Hoje, em pleno ano de 2011, leio a frase de André Gide, afirmando que “O mundo só será salvo, caso tenha salvação, pelos insubmissos”. E quais sujeitos estão insubmissos no mundo? Não são poucos. Eles englobam jovens árabes, britânicos, franceses, gregos, espanhóis, portugueses, israelenses, chilenos e brasileiros, entre outros. O que causa indignação na juventude? O fato de ela não ter um futuro para viver. “Pela primeira vez em um século, na Europa, as novas gerações têm um nível de vida inferior ao de seus pais. O processo globalizador neoliberal brutaliza os povos, humilha os cidadãos e despoja os jovens de futuro” (Ignácio Ramonet, ‘Le Monde Diplomatique Brasil’, setembro de 2011).

E o que faz a globalização neoliberal chegar a esse ponto? Evidentemente, uma combinação de desregulação econômica e minimalização estatal, com medidas que visam ao enxugamento, ao máximo, dos direitos sociais e uma crucial privatização dos serviços públicos, por meio dos quais se pratica o roubo da riqueza produzida pela população onde essas diretrizes são implementadas. Inclusive, claro, aqui no Brasil.

Nessa direção, o Estado tem de ser mínimo para os direitos sociais e máximo para a garantia dos propósitos avarentos do capital, agora adjetivado de “financeiro”. Afirma Ibraim Warde: “O peso da financeirização é tamanho, que uma inversão da tendência parece impossível. Por um lado, a relação de força entre Estados e mercado é mais do que nunca desfavorável aos primeiros; por outro, os dogmas estabelecidos ao longo das últimas três décadas de desregulamentação financeira parecem indestrutíveis. Quase todas as intervenções públicas procuram em primeiro lugar tranqüilizar os mercados e proteger o setor financeiro, que brutaliza os Estados e suas dívidas” (‘Le Monde Diplomatique Brasil’, setembro de 2011).

Pensando nisso, talvez, para eu deixar uma filha melhor para o mundo e um mundo melhor para minha filha, eu tenha que escutar com atenção os jovens insubmissos que saem às ruas mundo afora e paralisam universidades aqui e ali.

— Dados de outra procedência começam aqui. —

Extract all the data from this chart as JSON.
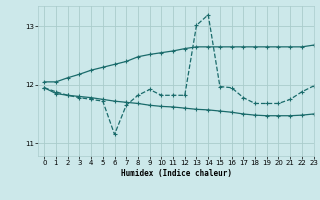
{
  "xlabel": "Humidex (Indice chaleur)",
  "bg_color": "#cce8ea",
  "grid_color": "#aacccc",
  "line_color": "#1a6b6b",
  "xlim": [
    -0.5,
    23
  ],
  "ylim": [
    10.78,
    13.35
  ],
  "yticks": [
    11,
    12,
    13
  ],
  "xticks": [
    0,
    1,
    2,
    3,
    4,
    5,
    6,
    7,
    8,
    9,
    10,
    11,
    12,
    13,
    14,
    15,
    16,
    17,
    18,
    19,
    20,
    21,
    22,
    23
  ],
  "line1_x": [
    0,
    1,
    2,
    3,
    4,
    5,
    6,
    7,
    8,
    9,
    10,
    11,
    12,
    13,
    14,
    15,
    16,
    17,
    18,
    19,
    20,
    21,
    22,
    23
  ],
  "line1_y": [
    12.05,
    12.05,
    12.12,
    12.18,
    12.25,
    12.3,
    12.35,
    12.4,
    12.48,
    12.52,
    12.55,
    12.58,
    12.62,
    12.65,
    12.65,
    12.65,
    12.65,
    12.65,
    12.65,
    12.65,
    12.65,
    12.65,
    12.65,
    12.68
  ],
  "line2_x": [
    0,
    1,
    2,
    3,
    4,
    5,
    6,
    7,
    8,
    9,
    10,
    11,
    12,
    13,
    14,
    15,
    16,
    17,
    18,
    19,
    20,
    21,
    22,
    23
  ],
  "line2_y": [
    11.95,
    11.85,
    11.82,
    11.8,
    11.78,
    11.75,
    11.72,
    11.7,
    11.68,
    11.65,
    11.63,
    11.62,
    11.6,
    11.58,
    11.57,
    11.55,
    11.53,
    11.5,
    11.48,
    11.47,
    11.47,
    11.47,
    11.48,
    11.5
  ],
  "line3_x": [
    0,
    1,
    2,
    3,
    4,
    5,
    6,
    7,
    8,
    9,
    10,
    11,
    12,
    13,
    14,
    15,
    16,
    17,
    18,
    19,
    20,
    21,
    22,
    23
  ],
  "line3_y": [
    11.95,
    11.88,
    11.82,
    11.78,
    11.75,
    11.72,
    11.15,
    11.65,
    11.82,
    11.92,
    11.82,
    11.82,
    11.82,
    13.02,
    13.2,
    11.97,
    11.95,
    11.78,
    11.68,
    11.68,
    11.68,
    11.75,
    11.88,
    11.98
  ]
}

Talvez eu tenha, ainda, que trabalhar no sentido de defender a ideia de que o mercado não pode ser o senhor tirano que escraviza a todos e todas. Mais que isso, talvez eu tenha que contrariar a UNESCO, que propõe 7% do PIB nacional à educação, propondo que “10% do PIB Já”* é o que pode começar a criar o futuro aqui no Brasil. Por fim, talvez eu tenha que continuar a defender uma educação de qualidade, acompanhada da defesa de garantia de todos os direitos sociais conquistados pela humanidade, mas que ainda permanecem letras bonitas em códigos jurídicos que só protegem o capital.

E que minha filha compreenda isso brevemente, para que, ao meu lado e ao lado daqueles que se importam com a justiça social, venha gritar conosco que nós queremos um futuro para viver.

____________

*Não está passando da hora de promovermos um “Bocaço Nacional pelos 10% do PIB Já para a Educação”? Poderia ser um dia em que todos os brasileiros e brasileiras que nos importamos saíssemos às ruas para fazermos um “Gritaço” nesse sentido. Que tal?